Nonostante l'appellativo di beato presto accostato al suo nome, i restauri settecenteschi della chiesa cancellarono ogni traccia della tomba e così contribuirono a offuscare la memoria di uno dei più interessanti esponenti della riforma cattolico-tridentina nella storia degli ordini religiosi.
Opere. Il catalogo completo delle opere del G. è in F. Russo, F. G., Roma 1972, pp. 99-108. Perdute, come si è detto, le opere a carattere teologico, è invece interamente disponibile il contributo del G. alla riforma dell'Ordine: oltre ai vari Decreti, Pastoralis epistola, Bononiae 1593; Methodus visitandi, Romae 1594; Istruttioni e decreti intorno alla promotione delli frati agli ordini sacri, Verona 1594; Ordinationi per la clausura, coi decreti di Clemente VIII per la riforma, Bologna 1594; Decreti per l'istitutione della vita comune, Messina 1595; De novitiorum receptione, Bononiae 1601. Le relazioni di Cariati e Cerenzia sono in Arch. segreto Vaticano, Congregazione del Concilio, Relazioni di visite ad limina, Cariati, cc. 386 ss.; Roma, Arch. generalizio dei Ss. Apostoli, Reg. Ord., 18, Regesta Ordinis minorum conventualium… an. 1581-1582.

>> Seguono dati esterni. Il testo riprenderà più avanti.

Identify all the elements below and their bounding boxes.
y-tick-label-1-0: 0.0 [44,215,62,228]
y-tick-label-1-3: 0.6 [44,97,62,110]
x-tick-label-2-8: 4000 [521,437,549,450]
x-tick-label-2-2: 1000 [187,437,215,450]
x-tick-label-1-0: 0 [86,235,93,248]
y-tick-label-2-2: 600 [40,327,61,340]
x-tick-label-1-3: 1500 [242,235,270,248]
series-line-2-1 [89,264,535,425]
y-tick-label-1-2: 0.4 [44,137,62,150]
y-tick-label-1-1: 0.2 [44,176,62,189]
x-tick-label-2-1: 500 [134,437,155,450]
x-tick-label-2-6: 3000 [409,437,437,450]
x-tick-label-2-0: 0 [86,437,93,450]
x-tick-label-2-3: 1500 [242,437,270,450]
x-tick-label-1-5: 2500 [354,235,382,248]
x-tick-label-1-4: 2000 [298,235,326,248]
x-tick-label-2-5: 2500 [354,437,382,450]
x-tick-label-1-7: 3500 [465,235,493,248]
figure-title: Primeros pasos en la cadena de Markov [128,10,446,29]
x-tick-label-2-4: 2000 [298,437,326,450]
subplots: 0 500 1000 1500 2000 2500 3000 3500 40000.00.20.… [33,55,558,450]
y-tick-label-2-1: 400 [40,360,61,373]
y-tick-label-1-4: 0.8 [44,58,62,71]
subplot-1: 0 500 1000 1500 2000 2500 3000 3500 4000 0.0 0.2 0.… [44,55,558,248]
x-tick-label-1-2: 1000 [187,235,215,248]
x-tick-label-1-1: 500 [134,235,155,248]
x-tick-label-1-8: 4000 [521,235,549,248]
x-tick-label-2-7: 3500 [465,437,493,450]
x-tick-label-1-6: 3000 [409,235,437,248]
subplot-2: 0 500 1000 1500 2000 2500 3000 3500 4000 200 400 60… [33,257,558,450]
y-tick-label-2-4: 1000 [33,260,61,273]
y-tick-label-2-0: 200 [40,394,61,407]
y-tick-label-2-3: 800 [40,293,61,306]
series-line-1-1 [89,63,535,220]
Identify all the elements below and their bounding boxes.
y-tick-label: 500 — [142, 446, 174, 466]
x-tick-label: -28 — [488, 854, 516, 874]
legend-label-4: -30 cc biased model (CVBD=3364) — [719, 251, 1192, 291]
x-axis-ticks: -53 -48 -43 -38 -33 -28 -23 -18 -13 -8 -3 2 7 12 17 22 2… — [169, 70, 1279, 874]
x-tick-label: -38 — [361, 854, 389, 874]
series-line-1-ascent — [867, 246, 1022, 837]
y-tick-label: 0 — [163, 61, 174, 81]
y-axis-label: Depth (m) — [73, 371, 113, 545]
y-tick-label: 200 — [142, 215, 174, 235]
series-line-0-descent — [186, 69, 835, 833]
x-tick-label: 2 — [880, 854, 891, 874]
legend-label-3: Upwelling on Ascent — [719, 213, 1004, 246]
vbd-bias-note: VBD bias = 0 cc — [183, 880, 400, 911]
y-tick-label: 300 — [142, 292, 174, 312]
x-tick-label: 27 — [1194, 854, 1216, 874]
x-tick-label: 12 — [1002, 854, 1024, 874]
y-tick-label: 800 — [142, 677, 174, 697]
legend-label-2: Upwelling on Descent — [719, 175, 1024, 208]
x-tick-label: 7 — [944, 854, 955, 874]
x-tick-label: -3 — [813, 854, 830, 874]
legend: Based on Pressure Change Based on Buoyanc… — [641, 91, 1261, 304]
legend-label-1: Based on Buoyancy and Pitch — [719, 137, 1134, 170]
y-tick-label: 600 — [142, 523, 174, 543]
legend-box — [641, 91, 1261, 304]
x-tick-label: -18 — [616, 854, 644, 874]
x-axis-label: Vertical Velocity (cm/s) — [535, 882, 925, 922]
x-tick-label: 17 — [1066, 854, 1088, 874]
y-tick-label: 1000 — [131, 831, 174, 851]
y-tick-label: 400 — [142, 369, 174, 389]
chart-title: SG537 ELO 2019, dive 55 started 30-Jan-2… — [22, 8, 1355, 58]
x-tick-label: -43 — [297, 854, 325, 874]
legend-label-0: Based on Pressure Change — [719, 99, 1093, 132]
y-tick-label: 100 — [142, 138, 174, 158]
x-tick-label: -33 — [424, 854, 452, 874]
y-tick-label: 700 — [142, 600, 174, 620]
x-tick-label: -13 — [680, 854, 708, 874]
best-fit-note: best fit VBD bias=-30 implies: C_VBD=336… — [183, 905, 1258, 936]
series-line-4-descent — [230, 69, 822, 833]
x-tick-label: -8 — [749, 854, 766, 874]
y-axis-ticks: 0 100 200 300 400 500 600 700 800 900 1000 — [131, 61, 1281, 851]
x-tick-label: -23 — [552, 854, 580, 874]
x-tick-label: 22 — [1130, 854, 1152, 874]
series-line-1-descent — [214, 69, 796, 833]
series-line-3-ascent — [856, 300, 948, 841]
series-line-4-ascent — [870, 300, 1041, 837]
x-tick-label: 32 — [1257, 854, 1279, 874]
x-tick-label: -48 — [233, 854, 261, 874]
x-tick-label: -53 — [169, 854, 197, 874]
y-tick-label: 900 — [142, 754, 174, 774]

Fonti e Bibl.: Regesto Vaticano per la Calabria, V, a cura di F. Russo, Roma 1979, ad indicem; Inventario e regesti dell'Archivio del S. Convento di Assisi, a cura di S. Nessi, Padova 1991, ad indicem; L. Di Fonzo, Series quaedam historico-statisticae O.F.M. conv. 1209-1960, Romae 1961, pp. 33, 42; P. Sposato, Aspetti e figure della riforma cattolico-tridentina in Calabria, Napoli 1964, pp. 211 s.; F. Russo, Storia della diocesi di Cassano al Jonio, II, Napoli 1967, ad indicem; IV, ibid. 1969, pp. 161, 163 s.; Id., Presenza francescana in Calabria in età moderna (secoli XVI-XVIII), in Ordini religiosi e società nel Mezzogiorno moderno, I, a cura di B. Pellegrino - F. Gaudioso, Galatina 1987, pp. 262, 266; G. Parisciani, La riforma tridentina e i frati minori conventuali, in Miscellanea francescana, LXXXIII (1983), pp. 502, 581, 611 ss., 639, 809; G. Bove, Il volto francescano della Calabria, Città di Castello 1986, pp. 51-55; A. Musco, F. G., in Francescanesimo e cultura in Sicilia: secc. 13-16, Atti del Conv. internaz.… ottavo centenario della nascita di s. Francesco…, Palermo… 1982, Palermo 1987, pp. 217 ss.; G. Aragona, Cerenzia, notizie storiche, Crotone 1989, pp. 155, 188 s.; G.F. D'Andrea, La situazione dei conventuali riformati italiani circa il 1620, in Miscellanea francescana, XCIV (1994), p. 309; P. Gauchat, Hierarchia catholica…, IV, Monasterii 1935, p. 135.